Tout dépend de ce qu’on entend par individualisation.

 

L’école représente un contexte social. Au sein des écoles suisses (cela se passe autrement dans d’autres cultures), le mode d’apprentissage fonctionne sur une base d'enseignement "collectif": tout le monde doit apprendre les mêmes notions en même temps (en somme le plus possible cela s’entend). C’est un rapport d’apprentissage collectif, où la part d’individualisation n’est pas retenue comme probante sur le plan didactique. « Différenciation » est le mot plutôt employé par les enseignants. Ils essayent, tant bien que mal, de différencier les apprentissages par rapport aux difficultés de l’élève. Mais différencier ne veut pas dire « individualiser ».

 

Avec le nouveau paradigme de l’école inclusive, de nouvelles questions se posent aux enseignants. Ces questions, par la nature même du changement de paradigme, interrogent la didactique actuelle. Est-il suffisant de « différencier » les apprentissages ou faut-il plutôt les « individualiser » pour permettre à cet élève aux besoins spécifiques de faire son parcours scolaire avec des pairs ?

 

Cela mérite d’être débattu.

 

Derrière le débat, il y a sans doute des visions différentes de la « spécificité ». Elles ne sont pas anodines. Ces visions façonneront des paradigmes sociétaux différents de « l’instruction publique ».

 

Les débats doivent avoir lieu. Des idées vont se confronter. C’est normal. Mais au final, la vraie question est celle de l’enfant.

 

Lorsque je dis enfant, je ne pense pas à l’enfant « juridique » qui a des droits, ni à l’enfant « handicapé » qui a des « besoins », ni à l’enfant « élève » qui a des « devoirs ». Je pense à l’enfant.

 

Je pense qu’il serait bien que chacun réussisse à penser à « l’enfant ». L’enfant est potentiellement un adulte. C’est ainsi, je pense, qu’on répondrait mieux à sa « nature ».

 

N’est-ce pas là la mission de la société ? Le collectif est-il là pour modeler la nature ou la laisser se déployer dans un cadre collectif ? Parce que ce n’est pas la même chose….

 

Il me semble que dans la vision qui -aujourd’hui- s’oppose entre « différenciation » et « individualisation » des apprentissages, il y a cette considération différente du rôle du « collectif ».

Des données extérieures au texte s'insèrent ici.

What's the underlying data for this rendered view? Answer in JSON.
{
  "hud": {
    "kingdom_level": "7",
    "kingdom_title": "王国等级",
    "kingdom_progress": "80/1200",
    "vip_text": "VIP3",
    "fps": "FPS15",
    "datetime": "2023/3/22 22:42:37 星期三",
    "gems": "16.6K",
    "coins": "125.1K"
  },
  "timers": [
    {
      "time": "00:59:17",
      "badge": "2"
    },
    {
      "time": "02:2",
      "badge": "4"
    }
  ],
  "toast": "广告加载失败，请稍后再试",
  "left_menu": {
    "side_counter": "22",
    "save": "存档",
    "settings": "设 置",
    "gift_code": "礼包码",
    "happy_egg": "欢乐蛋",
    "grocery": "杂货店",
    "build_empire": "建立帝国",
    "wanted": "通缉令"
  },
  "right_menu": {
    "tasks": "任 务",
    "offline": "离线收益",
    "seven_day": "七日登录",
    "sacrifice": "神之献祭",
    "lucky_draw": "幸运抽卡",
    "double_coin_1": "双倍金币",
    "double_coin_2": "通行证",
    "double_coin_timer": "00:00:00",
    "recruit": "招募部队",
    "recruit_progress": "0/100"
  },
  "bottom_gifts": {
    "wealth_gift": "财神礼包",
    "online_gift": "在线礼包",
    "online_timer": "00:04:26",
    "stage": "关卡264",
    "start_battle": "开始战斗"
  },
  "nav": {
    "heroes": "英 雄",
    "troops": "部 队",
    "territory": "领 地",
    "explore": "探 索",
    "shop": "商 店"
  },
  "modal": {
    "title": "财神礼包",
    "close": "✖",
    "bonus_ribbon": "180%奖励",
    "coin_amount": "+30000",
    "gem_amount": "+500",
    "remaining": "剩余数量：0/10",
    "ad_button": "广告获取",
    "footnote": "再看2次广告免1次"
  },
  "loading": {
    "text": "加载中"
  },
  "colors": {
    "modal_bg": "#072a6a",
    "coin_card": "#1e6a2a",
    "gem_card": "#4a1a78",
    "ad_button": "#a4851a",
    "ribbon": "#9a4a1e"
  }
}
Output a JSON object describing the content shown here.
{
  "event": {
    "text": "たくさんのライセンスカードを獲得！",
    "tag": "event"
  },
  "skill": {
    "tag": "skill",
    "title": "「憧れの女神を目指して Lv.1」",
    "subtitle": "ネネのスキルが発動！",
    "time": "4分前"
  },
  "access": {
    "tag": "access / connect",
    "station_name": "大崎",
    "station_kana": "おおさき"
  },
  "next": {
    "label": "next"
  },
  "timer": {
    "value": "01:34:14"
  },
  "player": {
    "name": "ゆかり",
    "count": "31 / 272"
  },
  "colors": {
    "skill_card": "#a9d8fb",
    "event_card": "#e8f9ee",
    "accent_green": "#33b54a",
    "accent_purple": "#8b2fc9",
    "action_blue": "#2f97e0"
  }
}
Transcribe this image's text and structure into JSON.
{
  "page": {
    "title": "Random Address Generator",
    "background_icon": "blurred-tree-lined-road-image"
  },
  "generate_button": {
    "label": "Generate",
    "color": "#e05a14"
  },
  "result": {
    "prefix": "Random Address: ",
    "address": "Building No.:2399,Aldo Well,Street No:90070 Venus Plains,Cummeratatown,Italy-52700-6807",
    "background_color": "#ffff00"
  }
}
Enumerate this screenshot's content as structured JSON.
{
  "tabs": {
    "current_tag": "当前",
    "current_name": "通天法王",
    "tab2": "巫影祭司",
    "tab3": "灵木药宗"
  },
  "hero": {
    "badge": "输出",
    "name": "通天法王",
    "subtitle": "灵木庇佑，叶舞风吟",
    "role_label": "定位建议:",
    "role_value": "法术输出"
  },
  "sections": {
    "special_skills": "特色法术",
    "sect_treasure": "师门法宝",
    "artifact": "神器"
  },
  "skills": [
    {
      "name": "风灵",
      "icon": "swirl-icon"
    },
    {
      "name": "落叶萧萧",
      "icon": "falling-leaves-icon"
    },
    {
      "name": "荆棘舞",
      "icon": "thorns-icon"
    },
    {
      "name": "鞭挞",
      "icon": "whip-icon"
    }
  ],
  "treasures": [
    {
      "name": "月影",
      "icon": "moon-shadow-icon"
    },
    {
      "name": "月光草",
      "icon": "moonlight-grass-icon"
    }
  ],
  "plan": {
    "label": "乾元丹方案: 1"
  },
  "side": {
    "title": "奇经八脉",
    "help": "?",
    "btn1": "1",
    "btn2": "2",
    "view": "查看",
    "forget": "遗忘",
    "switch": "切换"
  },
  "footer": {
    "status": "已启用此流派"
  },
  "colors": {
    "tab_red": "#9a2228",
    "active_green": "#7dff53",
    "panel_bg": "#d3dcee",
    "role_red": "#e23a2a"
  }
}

Peut-être que la vraie question est de savoir comment apprend vraiment l’enfant qui en face de nous ?

Le métier d'enseignant ne se définit-il pas en fonction de la réponse/des réponses à cette question ?

07:16 Publié dans Autisme - école - inclusion | Lien permanent | Commentaires (1) | |  Facebook | | | Pin it! |

Commentaires

Les moyens, les moyens! Encore et encore...
Pas forcément qu'ils manquent mais...plutôt qu'ils sont mal placés!

Écrit par : Duval | 10/10/2013

Les commentaires sont fermés.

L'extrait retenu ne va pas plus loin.